Blow Torch - this is used to produce a flame to heat materials with a controllable flame.  They are normally hand held and use a gas bottle for fuel.  This means that the blow torch is a 'high risk' tool because it is flammable and the nozzle will remain hot for quite some time after use.  You must therefore learn to both use and handle this tool carefully.

Learn about the blowtorch - click here

Pipe Cleaner - to prepare the pipe by cleaning it ready for soldering.

Pipe Cutter - a tool used to cut a length of copper pipe. It has a set of rollers and a cutting disc which will slice through the pipe when turned in the right direction.  The tension between the rollers and cutting disc hold it in place.  As you rotate the cutter it will start to cut the pipe.


Adjustable Pliers - these are the main tool for holding the pipe whilst it is hot.  As they are adjustable so you can use them on different sizes of piping.

Heatproof Mat - to protect surfaces from burn marks from the blow torch.

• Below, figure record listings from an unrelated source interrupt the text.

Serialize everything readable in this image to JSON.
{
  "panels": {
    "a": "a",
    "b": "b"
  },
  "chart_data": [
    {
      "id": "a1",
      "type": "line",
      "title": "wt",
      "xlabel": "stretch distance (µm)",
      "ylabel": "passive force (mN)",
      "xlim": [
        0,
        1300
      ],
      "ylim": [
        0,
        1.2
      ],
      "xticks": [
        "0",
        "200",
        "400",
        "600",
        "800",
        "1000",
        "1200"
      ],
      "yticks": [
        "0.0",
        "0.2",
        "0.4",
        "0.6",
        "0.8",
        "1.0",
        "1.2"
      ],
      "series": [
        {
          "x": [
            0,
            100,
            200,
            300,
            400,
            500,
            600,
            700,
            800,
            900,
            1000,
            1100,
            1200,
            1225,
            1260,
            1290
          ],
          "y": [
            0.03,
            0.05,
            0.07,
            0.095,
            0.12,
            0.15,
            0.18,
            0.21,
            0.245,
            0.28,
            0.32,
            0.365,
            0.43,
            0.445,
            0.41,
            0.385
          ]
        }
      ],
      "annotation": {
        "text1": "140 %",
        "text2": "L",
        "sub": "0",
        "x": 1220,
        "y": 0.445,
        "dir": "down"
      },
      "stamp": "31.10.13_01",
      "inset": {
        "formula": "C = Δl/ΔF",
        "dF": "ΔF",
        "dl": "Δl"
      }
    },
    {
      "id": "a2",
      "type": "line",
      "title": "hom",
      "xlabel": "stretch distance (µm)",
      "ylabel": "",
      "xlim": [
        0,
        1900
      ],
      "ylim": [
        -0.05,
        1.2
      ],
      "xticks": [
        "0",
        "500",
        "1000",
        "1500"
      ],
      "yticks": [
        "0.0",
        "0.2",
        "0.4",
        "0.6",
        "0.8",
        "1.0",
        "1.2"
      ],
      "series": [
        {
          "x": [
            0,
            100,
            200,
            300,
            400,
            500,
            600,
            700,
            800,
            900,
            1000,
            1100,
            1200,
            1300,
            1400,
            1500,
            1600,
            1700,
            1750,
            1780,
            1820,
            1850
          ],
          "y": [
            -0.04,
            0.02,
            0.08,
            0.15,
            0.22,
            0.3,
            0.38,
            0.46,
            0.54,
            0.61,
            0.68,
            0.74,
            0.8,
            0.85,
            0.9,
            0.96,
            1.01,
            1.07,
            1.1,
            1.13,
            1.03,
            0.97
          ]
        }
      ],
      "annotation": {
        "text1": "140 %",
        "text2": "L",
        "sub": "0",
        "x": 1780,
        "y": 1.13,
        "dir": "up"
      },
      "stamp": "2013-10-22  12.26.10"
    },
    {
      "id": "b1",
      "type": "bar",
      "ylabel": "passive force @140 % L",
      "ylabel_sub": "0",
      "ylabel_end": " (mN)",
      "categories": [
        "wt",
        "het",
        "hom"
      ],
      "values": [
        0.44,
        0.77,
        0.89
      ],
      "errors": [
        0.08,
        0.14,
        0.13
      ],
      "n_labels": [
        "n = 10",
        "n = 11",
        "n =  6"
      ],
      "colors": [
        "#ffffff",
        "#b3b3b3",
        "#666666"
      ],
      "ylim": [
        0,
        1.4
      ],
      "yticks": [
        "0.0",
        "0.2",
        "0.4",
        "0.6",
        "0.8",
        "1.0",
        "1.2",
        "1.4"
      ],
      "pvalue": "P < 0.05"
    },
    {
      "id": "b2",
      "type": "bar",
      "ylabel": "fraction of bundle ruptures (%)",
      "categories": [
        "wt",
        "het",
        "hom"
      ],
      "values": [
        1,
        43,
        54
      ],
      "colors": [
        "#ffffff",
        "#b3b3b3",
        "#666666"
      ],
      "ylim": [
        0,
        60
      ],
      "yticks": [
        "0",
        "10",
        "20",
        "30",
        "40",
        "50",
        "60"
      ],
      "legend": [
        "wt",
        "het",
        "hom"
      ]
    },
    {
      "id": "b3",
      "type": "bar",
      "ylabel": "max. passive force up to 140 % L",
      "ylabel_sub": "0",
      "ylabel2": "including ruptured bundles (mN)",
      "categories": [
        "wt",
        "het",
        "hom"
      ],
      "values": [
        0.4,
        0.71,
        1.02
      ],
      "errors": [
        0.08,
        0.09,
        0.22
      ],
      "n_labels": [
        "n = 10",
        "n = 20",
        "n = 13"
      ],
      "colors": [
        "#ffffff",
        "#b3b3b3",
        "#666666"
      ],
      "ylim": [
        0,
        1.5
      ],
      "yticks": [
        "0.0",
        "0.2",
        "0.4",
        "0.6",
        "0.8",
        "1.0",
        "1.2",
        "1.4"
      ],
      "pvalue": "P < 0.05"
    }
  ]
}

Remember you will need to think about what PPE you will need for the work you are doing, find out more here

Techniques for Copper Pipework
Once you have all the tools and materials to hand and are using the correct PPE you are ready to solder.   This is a process that you will be taught in detail through your practical sessions.  The basics are:
  • clean the pipe,
  • brush the clean surfaces wtih solder flux,
  • fit the pipe and connection together,
  • light the blow torch and adjust to get a blue flame,
  • hold the solder wire to the joint and apply heat,
  • melt the solder evenly round the joint,
  • wipe excess solder from the pipe,
  • clean the pipe with water and dry,
  • flush the pipe to clean it.

Watch this video to learn more about soldering - click here

Basic Installation Skills for a Sink

There are two basic elements of plumbing a sink: installing the taps and connecting the waste pipe.  The taps are bought with adjustable fittings and will need to be fitted onto the sink unit before connecting to the water pipes bringing both hot or cold water.  Most taps today allow the mixing of the water within the tap, however the basics are the same as installing a separate hot and cold water tap as there will be two attachments for piping.

Fitting a Tap:


  • Tap - the tap will end in a pipe which will connect to the incoming water pipe.  There will be a nut which can be unscrewed to allow the tap to be fitted to the basin and then replaced and tightened from below.
  • Tap connector - this will connect the incoming water pipe and the tap together forming a joint with a washer and nut.  The piping under a sink is often flexible for easier fitting and allow for adjustments to the position of the taps once the sink is fitted.
  • PTFE tape - this tape is used on the join of the tap connector to improve the seal of the joint making it watertight.
  • Basin wrench - a basin wrench is used to reach the nuts under the sink to tighten or loosen them during installation.
Watch this introductory video on how to install a tap - click here

Fitting the Waste Pipe:

The waste water is removed from the bottom of the sink into what is called a trap which connects it to the waste pipe.  This trap is U-shaped to hold a constant pool of water which blocks smells coming back up the waste pipe into the sink.  They come in different shapes dependent on the use and space available under the sink, bath or other appliance. The simplest mechanism by which these are fitted is with a push-fit fitting using a grab ring.  The waste piping is usually made of polypropylene.